Três décadas intensas [50, 60 e 70] do século XX

Semanalmente, através do programa Conversa ao meio dia, produzido pela Plataforma Mbenga Artes e Reflexões e transmitida pela Rádio Cidade, contamos alguns episódios da História das Artes Plásticas moçambicanas, na rubrica Restauro.

Concebemos este espaço no nosso portal para a partilha, em forma escrita, do conteúdo breve, transmitido na rubrica supracitada.

Em tempos de crise, de colisão de pensamentos, de questionamentos políticos e sociais. Em tempos de repressão, de demonstração brutal de força por parte do aparelho governativo de um território a arte tende a ganhar.

A força do Renascimento Negro de Harlem (EUA) continuado pela Negritude (França) que gera o pan-africanismo, é disso prova. A poesia de Langston Huges, Jean Toomer ou Claud Mckay a par do Swing que vibrava o subúrbio nova-iorquino dos anos 20/30 do século passado são disso prova.

Moçambique não é alheio a essa realidade. Quando nos referimos aos anos 50, 60, 70 estamos a falar da estilização da marrabenta, de uma literatura consciente do seu momento (contexto) e missão histórica. É ainda nessa altura que o continente desperta para a necessidade de acabar com o colonialismo a qualquer custo.

Como já tínhamos escrito na semana passada, Malangatana que surge e se notabiliza nesse período, representa uma ruptura. Este resignifica o pictórico moderno ocidental que se tornava dominante em Moçambique ao introduzir uma nova linguagem, seguida por outros artistas negros moçambicanos.

É neste contexto que entra em cena Shikani, escultor que frequentou o curso de escultura no Núcleo de Arte. Na sequência emerge Chissano a esculpir madeira e a expor o seu trabalho colectivamente e individualmente.

De acordo com a historiadora Alda Costa, no livro “Arte e Artistas em Moçambique diferentes gerações e modernidades”, em 1966 Chissano expunha no Salão de Arte Moderna em Maputo, numa altura em que o artista Jorge Nhaca, que ficou conhecido por recorrer a técnica de pirogravura.

Enquanto Malangatana assume protagonismo na pintura, Chissano toma essa posição na escultura, sendo inclusive premiado. Chissano realizou uma exposição individual no Salão da Coop, espaço que, conforme Alda Costa, desde a inauguração privilegiou a arte dos moçambicanos.

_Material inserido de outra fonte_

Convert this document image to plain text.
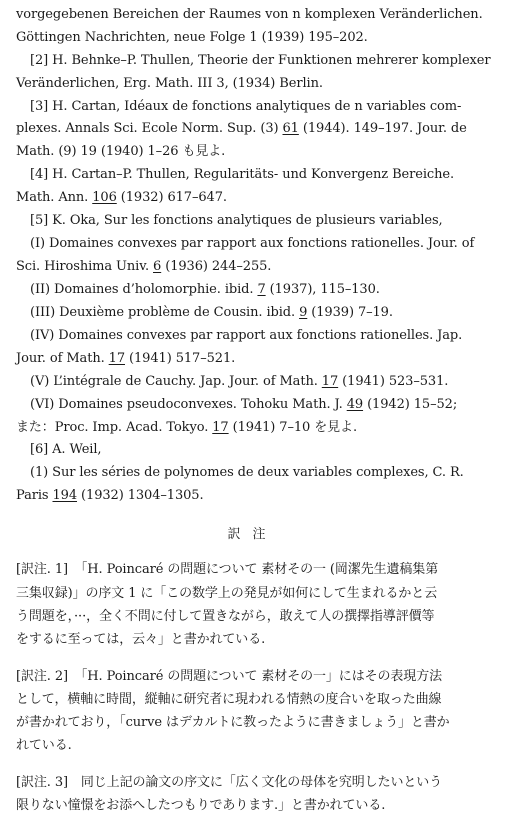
vorgegebenen Bereichen der Raumes von n komplexen Veränderlichen.
Göttingen Nachrichten, neue Folge 1 (1939) 195–202.
[2] H. Behnke–P. Thullen, Theorie der Funktionen mehrerer komplexer
Veränderlichen, Erg. Math. III 3, (1934) Berlin.
[3] H. Cartan, Idéaux de fonctions analytiques de n variables com-
plexes. Annals Sci. Ecole Norm. Sup. (3) 61 (1944). 149–197. Jour. de
Math. (9) 19 (1940) 1–26 も見よ.
[4] H. Cartan–P. Thullen, Regularitäts- und Konvergenz Bereiche.
Math. Ann. 106 (1932) 617–647.
[5] K. Oka, Sur les fonctions analytiques de plusieurs variables,
(I) Domaines convexes par rapport aux fonctions rationelles. Jour. of
Sci. Hiroshima Univ. 6 (1936) 244–255.
(II) Domaines d’holomorphie. ibid. 7 (1937), 115–130.
(III) Deuxième problème de Cousin. ibid. 9 (1939) 7–19.
(IV) Domaines convexes par rapport aux fonctions rationelles. Jap.
Jour. of Math. 17 (1941) 517–521.
(V) L’intégrale de Cauchy. Jap. Jour. of Math. 17 (1941) 523–531.
(VI) Domaines pseudoconvexes. Tohoku Math. J. 49 (1942) 15–52;
また：Proc. Imp. Acad. Tokyo. 17 (1941) 7–10 を見よ.
[6] A. Weil,
(1) Sur les séries de polynomes de deux variables complexes, C. R.
Paris 194 (1932) 1304–1305.
訳注
[訳注. 1]　「H. Poincaré の問題について 素材その一 (岡潔先生遺稿集第
三集収録)」の序文 1 に「この数学上の発見が如何にして生まれるかと云
う問題を，···，全く不問に付して置きながら，敢えて人の撰擇指導評價等
をするに至っては，云々」と書かれている.
[訳注. 2]　「H. Poincaré の問題について 素材その一」にはその表現方法
として，横軸に時間，縦軸に研究者に現われる情熱の度合いを取った曲線
が書かれており，「curve はデカルトに教ったように書きましょう」と書か
れている.
[訳注. 3]　同じ上記の論文の序文に「広く文化の母体を究明したいという
限りない憧憬をお添へしたつもりであります.」と書かれている.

As obras de Chissano são aclamadas pela crítica da época, que as descreve como complexas e transportadoras do que via e sentia. Ainda iremos dedicar um artigo especial para Chissano.

Na mesma época, Inácio Matsinhe, Zito Craveirinha, José Caveirinha Júnior, João Caveirinha, então estudantes da Escola Industrial, igualmente abraçam as artes, nas associações que surgiam na cidade de Maputo.

Roberto Chichoro, segundo Alda Costa, outro estudante da Escola Industrial, realizou a sua primeira exposição em 1965. Hão de ter alimentado este momento o Núcleo de Arte, o Salão de Arte Moderna, entre outros espaços.

Em 1970, a Galeria da Coop volta a acolher Chissano para uma exposição, mas desta vez com dois discípulos, Adriano Mazive e Mundau Oblino. Seguiram-se os escultores e pintores Paulo Come, Naftal Langa, Inácio Matsinhe, Samate Mlungo Machava, Mankew Mahumana, Fernando Machiana, Zabela (como era tratada Isabel Martins), Noel Langa, entre outros.

As décadas 50, 60 e 70, estão ainda marcadas pelo aparecimento de artistas mestiços no nosso panorama. O historiador António Sopa, no seu artigo contextualizador, intitulado Artes Plásticas em Moçambique – Um percurso de 100 anos, aponta que Luís Polanah, mestiço que começou a pintar na década 40, reflecte já novas técnicas e correntes artísticas.

Sopa acredita que a actividade de dirigente da Associação Africana de Lourenço Marques terá influenciado a pintura de Luís Polanah que, em 1959, foi estudar Belas-Artes em Portugal.

Bertina Lopes encarada como mãe da Arte Moderna moçambicana, na óptica do historiador, é outro exemplo da entrada de mestiços na cena artística moçambicana. O contributo da pintora e poeta passa pela introdução de novos valores e estéticas na cena nacional, tendo influenciado inclusive Malangatana. Bem integrada na sociedade colonial e casada com o jornalista e poeta Virgílio de Lemos, Bertina circulou literalmente os dois mundos (colonos vs colonizados).